This isn’t diplomacy. It’s the language of a real estate deal—applied to war crimes.
The approach treats Russia’s territorial conquest as merely the backdrop for commercial opportunity. According to people familiar with the talks, Dmitriev was pushing to use the roughly $300 billion of frozen Russian central bank assets for US-Russian investment projects. American and Russian companies could jointly exploit Arctic mineral wealth. The rival space industries that raced during the Cold War could pursue a joint Mars mission with Elon Musk’s SpaceX.

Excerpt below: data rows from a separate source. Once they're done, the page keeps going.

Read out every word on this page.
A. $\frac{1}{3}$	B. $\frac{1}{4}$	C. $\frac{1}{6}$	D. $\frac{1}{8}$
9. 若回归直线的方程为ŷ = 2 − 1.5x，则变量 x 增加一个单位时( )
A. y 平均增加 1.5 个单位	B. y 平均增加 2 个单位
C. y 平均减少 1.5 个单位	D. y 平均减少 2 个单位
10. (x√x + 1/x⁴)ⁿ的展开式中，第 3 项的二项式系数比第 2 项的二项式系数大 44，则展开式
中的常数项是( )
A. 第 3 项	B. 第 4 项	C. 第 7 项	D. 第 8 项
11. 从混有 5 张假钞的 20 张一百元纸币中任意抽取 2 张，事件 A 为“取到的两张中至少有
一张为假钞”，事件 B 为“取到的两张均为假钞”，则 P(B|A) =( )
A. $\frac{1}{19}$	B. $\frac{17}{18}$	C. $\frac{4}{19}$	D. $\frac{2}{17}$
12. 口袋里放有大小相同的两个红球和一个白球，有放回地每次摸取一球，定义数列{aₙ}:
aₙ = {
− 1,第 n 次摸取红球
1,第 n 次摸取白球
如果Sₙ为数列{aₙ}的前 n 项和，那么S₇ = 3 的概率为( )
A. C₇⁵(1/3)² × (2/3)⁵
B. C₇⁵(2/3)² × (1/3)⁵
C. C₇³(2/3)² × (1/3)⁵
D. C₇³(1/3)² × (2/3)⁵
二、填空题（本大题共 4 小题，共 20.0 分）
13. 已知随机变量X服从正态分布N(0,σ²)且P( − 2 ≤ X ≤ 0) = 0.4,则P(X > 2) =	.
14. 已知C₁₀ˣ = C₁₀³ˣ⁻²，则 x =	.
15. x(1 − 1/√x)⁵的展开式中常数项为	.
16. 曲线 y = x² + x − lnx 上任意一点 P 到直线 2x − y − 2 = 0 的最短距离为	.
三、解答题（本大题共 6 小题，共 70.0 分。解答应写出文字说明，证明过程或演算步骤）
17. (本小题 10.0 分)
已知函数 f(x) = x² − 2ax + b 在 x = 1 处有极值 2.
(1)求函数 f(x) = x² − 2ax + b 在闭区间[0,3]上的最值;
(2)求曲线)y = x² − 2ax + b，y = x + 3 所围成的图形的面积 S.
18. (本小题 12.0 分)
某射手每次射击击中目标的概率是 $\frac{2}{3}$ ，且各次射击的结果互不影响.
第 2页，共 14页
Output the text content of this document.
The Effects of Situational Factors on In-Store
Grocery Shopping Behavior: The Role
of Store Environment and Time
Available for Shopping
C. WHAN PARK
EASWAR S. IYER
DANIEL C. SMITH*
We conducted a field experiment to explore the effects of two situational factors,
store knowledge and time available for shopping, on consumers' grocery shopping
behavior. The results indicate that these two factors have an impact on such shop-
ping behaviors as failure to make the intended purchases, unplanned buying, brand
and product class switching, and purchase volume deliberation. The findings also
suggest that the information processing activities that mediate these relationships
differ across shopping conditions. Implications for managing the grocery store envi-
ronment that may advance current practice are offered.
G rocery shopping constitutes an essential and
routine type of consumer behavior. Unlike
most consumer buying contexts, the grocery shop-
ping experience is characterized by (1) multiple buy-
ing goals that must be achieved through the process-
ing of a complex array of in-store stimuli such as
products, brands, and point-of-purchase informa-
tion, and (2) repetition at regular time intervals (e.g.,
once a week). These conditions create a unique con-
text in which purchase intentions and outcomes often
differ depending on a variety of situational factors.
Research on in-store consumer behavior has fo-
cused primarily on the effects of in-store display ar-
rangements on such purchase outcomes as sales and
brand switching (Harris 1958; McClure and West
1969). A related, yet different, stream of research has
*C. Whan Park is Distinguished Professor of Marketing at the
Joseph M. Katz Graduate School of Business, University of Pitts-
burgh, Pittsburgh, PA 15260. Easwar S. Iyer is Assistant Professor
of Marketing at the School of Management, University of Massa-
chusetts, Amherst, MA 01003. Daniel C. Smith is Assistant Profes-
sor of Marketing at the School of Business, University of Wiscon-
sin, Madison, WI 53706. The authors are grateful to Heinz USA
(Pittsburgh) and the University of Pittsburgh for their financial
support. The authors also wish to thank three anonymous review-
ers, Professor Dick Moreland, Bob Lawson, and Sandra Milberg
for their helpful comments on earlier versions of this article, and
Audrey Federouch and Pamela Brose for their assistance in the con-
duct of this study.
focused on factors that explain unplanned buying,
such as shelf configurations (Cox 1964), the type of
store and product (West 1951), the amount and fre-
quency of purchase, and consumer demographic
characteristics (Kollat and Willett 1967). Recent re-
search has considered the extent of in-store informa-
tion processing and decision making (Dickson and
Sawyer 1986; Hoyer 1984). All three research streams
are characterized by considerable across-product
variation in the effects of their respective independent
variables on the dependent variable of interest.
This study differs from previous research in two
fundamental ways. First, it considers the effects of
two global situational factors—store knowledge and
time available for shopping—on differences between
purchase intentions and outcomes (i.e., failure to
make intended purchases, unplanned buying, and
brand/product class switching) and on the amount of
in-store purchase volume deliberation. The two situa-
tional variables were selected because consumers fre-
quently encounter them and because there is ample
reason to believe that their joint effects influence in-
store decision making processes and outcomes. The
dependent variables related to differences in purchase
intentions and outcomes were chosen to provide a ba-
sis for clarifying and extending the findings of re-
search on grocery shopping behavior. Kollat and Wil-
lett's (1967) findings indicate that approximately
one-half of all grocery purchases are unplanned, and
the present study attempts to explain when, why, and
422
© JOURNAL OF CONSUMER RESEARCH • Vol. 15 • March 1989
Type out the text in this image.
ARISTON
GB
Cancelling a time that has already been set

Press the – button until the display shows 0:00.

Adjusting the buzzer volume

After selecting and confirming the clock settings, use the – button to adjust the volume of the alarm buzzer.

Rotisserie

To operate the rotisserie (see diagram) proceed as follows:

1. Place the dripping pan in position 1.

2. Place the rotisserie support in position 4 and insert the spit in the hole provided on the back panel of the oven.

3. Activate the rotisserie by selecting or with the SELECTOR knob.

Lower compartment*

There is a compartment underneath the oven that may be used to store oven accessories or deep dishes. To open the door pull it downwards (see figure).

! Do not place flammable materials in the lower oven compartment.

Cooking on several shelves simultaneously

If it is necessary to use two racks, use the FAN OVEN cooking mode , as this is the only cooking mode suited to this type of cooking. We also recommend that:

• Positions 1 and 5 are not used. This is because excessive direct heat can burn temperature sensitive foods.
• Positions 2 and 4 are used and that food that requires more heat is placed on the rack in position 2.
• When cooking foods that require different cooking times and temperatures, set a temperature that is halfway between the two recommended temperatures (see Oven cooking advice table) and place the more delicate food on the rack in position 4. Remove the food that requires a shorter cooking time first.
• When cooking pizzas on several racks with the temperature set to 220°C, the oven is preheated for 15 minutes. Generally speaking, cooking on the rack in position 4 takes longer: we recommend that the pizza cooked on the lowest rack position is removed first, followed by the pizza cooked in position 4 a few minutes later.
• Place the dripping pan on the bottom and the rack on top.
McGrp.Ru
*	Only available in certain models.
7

Multiple American businessmen close to the Trump administration positioned themselves to profit. Gentry Beach, a college friend of Donald Trump Jr., entered talks to acquire a stake in a Russian Arctic gas project if sanctions were lifted. Stephen P. Lynch, another Trump donor, paid $600,000 to a lobbyist close to Trump Jr. to help secure a Treasury Department license to buy the sabotaged Nord Stream 2 pipeline from a Russian state-owned company. Exxon Mobil met with Rosneft to discuss returning to the massive Sakhalin gas project.
Sanctioned Russian oligarchs from Putin’s St. Petersburg inner circle—Gennady Timchenko, Yuri Kovalchuk, and the Rotenberg brothers—sent representatives to quietly meet American companies to explore rare-earth mining and energy deals, according to European security officials.
The message to the Kremlin was clear: commit war crimes, seize territory, and American business will still be there to help you profit.
—
Genocidal Intent: What the Business Deals Legitimise
The evidence of genocidal intent is not inferential—it is explicit, documented in hundreds of statements by Russian officials and state media.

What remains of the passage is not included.